Thread: Slow join query optimisation?

Slow join query optimisation?

From

Douglas Thomson

Date:

26 November 1999, 21:13:38

I am trying to execute a moderately complex join to combine student
enrolment data with the various tables that define the foreign keys
used by the enrolment table. Here is a sample SELECT statement:
    SELECT
        users.name,
        subjects.canonical,
        periods.description,
        courses.description,
        campuses.description,
        studyModes.description
    FROM
        t25 agents,
        t27 offerings,
        t30 enrolments,
        t26 subjects,
        t29 periods,
        t28 courses,
        t23 campuses,
        t21 studyModes,
        t24 users
    WHERE
        agents.agent='/Subjects/1999/sem1/GCO/1812' AND
        offerings.masterPeriod=agents.period AND
        offerings.masterSubject=agents.subject AND
        enrolments.offeringPeriod=offerings.period AND
        enrolments.offeringSubject=offerings.subject AND
        subjects.subject=enrolments.offeringSubject AND
        periods.period=enrolments.offeringPeriod AND
        courses.course=enrolments.course AND
        campuses.campus=enrolments.campus AND
        studyModes.studyMode=enrolments.studyMode AND
        users.studentID=enrolments.studentID;

This seems to execute unusually slowly, regardless of how little data
may be in the tables.

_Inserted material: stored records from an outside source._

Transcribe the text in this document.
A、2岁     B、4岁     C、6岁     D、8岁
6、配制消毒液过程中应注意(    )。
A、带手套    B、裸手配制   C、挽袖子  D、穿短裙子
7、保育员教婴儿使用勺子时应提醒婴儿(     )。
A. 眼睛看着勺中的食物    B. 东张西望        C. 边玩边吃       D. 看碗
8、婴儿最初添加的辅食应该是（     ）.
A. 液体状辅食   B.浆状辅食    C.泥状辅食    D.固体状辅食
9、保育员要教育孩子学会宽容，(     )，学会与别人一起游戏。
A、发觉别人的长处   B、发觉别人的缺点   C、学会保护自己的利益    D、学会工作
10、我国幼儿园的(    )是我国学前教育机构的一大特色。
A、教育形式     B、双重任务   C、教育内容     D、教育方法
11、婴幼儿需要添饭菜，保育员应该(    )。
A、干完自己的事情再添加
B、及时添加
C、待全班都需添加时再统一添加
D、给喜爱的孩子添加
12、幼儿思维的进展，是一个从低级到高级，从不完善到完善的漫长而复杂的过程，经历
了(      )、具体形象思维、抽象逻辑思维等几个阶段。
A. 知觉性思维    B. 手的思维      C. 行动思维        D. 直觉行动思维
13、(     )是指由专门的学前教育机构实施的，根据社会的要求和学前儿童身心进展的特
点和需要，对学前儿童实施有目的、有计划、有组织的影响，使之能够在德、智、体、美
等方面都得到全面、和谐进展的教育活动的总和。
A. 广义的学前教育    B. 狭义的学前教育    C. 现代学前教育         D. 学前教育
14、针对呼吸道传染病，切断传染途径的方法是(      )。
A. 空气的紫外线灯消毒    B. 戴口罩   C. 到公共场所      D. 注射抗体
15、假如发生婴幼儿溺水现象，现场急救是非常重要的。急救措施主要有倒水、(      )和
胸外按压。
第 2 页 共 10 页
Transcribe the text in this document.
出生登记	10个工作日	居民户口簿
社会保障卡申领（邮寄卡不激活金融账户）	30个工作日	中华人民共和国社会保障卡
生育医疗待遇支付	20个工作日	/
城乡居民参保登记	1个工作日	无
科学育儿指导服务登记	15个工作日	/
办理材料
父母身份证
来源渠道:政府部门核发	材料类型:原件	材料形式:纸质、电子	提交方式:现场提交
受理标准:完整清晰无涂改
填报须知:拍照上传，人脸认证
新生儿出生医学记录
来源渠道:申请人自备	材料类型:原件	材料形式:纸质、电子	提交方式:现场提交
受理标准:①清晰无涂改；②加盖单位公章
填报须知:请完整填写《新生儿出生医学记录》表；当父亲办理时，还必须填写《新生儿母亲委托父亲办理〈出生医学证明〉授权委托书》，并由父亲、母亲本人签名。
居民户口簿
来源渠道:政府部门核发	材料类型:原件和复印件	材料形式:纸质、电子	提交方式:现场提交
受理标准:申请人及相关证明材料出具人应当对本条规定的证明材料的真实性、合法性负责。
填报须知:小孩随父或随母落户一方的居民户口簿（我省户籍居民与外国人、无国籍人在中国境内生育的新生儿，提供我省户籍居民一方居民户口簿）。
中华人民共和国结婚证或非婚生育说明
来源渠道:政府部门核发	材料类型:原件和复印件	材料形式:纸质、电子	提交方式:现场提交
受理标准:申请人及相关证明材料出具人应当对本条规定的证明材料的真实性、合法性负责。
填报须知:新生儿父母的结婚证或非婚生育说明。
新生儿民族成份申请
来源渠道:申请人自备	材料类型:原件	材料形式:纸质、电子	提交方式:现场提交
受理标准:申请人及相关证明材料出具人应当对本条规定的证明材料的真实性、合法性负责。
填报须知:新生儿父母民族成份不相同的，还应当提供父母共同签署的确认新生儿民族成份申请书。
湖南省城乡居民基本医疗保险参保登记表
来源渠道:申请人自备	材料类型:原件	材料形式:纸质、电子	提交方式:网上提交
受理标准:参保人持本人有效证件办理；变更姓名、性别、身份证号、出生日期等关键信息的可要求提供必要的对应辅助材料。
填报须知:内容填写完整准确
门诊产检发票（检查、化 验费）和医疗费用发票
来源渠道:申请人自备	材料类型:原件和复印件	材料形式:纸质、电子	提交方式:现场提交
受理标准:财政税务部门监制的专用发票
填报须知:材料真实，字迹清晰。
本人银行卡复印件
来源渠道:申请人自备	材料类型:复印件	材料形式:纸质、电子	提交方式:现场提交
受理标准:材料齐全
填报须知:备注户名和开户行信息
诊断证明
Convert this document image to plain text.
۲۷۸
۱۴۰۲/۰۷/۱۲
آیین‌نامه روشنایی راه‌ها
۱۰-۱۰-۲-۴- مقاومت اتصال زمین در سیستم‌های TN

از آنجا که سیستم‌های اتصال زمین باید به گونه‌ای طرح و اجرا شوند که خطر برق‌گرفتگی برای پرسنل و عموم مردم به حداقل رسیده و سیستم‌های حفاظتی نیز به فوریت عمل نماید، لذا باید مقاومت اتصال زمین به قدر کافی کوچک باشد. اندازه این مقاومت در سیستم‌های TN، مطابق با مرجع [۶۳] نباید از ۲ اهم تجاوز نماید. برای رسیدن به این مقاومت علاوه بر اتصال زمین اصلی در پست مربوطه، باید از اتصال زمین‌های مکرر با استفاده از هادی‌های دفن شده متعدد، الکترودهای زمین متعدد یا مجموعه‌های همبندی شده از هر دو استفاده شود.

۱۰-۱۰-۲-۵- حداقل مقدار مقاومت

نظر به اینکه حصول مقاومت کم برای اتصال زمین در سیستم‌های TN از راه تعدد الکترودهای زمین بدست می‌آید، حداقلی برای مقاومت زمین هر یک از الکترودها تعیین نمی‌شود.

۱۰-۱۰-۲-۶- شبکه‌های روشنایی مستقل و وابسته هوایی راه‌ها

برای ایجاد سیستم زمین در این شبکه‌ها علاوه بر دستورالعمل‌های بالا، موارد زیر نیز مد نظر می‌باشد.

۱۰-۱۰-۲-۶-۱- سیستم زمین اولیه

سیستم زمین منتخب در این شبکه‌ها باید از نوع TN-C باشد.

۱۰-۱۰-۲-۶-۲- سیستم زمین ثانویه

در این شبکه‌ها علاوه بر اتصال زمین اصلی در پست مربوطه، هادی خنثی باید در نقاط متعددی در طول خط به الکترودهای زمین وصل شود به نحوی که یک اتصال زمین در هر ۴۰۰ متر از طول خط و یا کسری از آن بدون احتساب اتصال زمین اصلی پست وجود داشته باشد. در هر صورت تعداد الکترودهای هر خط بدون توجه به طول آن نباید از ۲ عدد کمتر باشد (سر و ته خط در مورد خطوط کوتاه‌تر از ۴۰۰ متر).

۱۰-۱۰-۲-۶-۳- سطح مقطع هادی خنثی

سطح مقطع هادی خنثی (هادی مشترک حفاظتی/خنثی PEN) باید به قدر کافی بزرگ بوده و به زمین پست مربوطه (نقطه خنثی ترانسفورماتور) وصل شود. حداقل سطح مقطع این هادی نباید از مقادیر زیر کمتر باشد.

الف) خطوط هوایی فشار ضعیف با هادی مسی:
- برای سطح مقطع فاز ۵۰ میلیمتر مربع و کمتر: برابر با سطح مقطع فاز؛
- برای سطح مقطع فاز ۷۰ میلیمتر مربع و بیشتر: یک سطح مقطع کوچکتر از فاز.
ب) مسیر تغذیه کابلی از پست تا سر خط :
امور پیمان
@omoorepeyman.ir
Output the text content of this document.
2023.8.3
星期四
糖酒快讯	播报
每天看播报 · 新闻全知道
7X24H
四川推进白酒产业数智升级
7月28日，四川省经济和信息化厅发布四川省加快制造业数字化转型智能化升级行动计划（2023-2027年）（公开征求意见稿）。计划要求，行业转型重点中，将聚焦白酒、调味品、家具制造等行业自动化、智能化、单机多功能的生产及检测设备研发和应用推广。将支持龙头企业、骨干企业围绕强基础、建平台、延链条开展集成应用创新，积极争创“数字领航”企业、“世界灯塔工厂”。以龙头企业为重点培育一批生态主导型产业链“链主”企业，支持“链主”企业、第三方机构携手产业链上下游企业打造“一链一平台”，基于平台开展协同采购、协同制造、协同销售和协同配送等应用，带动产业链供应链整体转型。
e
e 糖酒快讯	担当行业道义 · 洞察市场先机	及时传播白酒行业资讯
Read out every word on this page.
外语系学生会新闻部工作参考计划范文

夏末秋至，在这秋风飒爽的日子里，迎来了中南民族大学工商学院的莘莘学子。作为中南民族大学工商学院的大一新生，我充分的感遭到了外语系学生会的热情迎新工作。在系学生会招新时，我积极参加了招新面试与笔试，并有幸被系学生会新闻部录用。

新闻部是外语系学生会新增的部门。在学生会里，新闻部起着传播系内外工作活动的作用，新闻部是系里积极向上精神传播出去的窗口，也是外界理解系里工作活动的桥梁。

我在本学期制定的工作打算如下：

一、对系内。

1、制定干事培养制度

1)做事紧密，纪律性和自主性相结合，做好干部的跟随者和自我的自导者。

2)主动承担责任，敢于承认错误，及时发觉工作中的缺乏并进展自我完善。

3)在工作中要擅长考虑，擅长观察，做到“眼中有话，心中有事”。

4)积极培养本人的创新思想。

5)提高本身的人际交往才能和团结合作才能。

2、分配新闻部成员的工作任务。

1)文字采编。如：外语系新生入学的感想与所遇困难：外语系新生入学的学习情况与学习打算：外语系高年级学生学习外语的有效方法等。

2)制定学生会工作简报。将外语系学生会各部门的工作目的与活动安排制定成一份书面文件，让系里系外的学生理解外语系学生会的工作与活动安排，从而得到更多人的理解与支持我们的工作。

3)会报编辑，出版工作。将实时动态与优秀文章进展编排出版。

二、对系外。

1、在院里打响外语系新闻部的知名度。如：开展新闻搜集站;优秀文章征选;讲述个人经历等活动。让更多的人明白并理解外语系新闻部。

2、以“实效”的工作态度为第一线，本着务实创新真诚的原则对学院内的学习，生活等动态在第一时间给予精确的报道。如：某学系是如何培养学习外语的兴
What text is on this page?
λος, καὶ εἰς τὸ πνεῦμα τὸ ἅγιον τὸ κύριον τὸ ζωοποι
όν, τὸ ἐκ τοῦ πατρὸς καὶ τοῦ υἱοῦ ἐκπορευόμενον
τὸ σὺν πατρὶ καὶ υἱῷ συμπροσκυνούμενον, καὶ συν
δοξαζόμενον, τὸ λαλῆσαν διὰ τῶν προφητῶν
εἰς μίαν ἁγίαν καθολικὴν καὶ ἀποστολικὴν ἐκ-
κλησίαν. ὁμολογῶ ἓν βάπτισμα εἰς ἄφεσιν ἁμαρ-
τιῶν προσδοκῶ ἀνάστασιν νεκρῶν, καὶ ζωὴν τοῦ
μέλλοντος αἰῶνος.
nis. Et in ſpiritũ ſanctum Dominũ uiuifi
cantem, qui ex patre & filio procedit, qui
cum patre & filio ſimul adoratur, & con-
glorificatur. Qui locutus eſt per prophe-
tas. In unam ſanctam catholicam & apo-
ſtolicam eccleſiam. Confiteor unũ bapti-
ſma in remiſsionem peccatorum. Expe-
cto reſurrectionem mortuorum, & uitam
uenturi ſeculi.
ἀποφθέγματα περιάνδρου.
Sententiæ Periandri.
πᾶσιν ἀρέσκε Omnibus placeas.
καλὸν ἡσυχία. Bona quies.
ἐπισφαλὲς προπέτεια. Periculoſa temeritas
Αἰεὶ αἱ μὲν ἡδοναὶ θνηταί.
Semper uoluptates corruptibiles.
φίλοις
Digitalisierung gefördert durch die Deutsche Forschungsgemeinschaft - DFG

The time is all in the backend. It takes almost
a second (PII 333MHz, 128M RAM, repeated test so no disk I/O involved)
even with all empty tables.

However, as I just slightly simplify the query (by removing all
reference to one table) the time drops:
    11 tables:    6.97s
    10 tables:    2.47s
     9 tables:    0.99s     (this is the SELECT shown above)
     8 tables:    0.39s
     7 tables:    0.19s
     6 tables:    0.12s
     5 tables:    0.09s

It seems to make no difference which tables I remove; the issue seems
to be the total number of tables that I am joining. If it matters, all
the tables have indexes on the combinations of attributes used in my
WHERE clause.

My question for the list: Is there something in the query optimiser
that will take a time that is something like exponential on the number
of tables being joined?

And if so, is there any way to get around it (other than using
several smaller selects and combining the data myself or
denormalising my tables)?

Doug.

P.S. I am using version 6.5.1, but I couldn't see anything in the
     HISTORY for 6.5.3 that sounded likely to affect this particular
     issue...

Re: [INTERFACES] Slow join query optimisation?

From

Tom Lane

Date:

27 November 1999, 00:38:41

Douglas Thomson <dougt@mugc.cc.monash.edu.au> writes:
> My question for the list: Is there something in the query optimiser
> that will take a time that is something like exponential on the number
> of tables being joined?

Yes.  See the manual's discussion of genetic query optimization.  You
might try setting the GEQO threshold to something less than 10.

FWIW, the time you are looking at here is strictly planning time and
will not increase when you actually put data in the tables.  Unless
you foresee fairly small final tables, the planning time is not likely
to be a significant factor in this range of query sizes.

Still, if the purpose of the join is just to substitute descriptions
for IDs, you'd be well advised to consider doing it via table lookup
on the frontend side, assuming your frontend is coded in a language
that makes that reasonable to do.  The Postgres optimizer cannot
help but waste many cycles per query reverse-engineering your intent,
even assuming that it ultimately comes up with the best possible
query plan for the join...
        regards, tom lane

Re: [INTERFACES] Slow join query optimisation?

From

Douglas Thomson

Date:

01 December 1999, 22:28:57

> Douglas Thomson <dougt@mugc.cc.monash.edu.au> writes:
> > My question for the list: Is there something in the query optimiser
> > that will take a time that is something like exponential on the number
> > of tables being joined?
>
> Yes.  See the manual's discussion of genetic query optimization.  You
> might try setting the GEQO threshold to something less than 10.

This seemed to make the query take *much* longer (like about five
times as long as before!) even with empty tables?

> FWIW, the time you are looking at here is strictly planning time and
> will not increase when you actually put data in the tables.  Unless
> you foresee fairly small final tables, the planning time is not likely
> to be a significant factor in this range of query sizes.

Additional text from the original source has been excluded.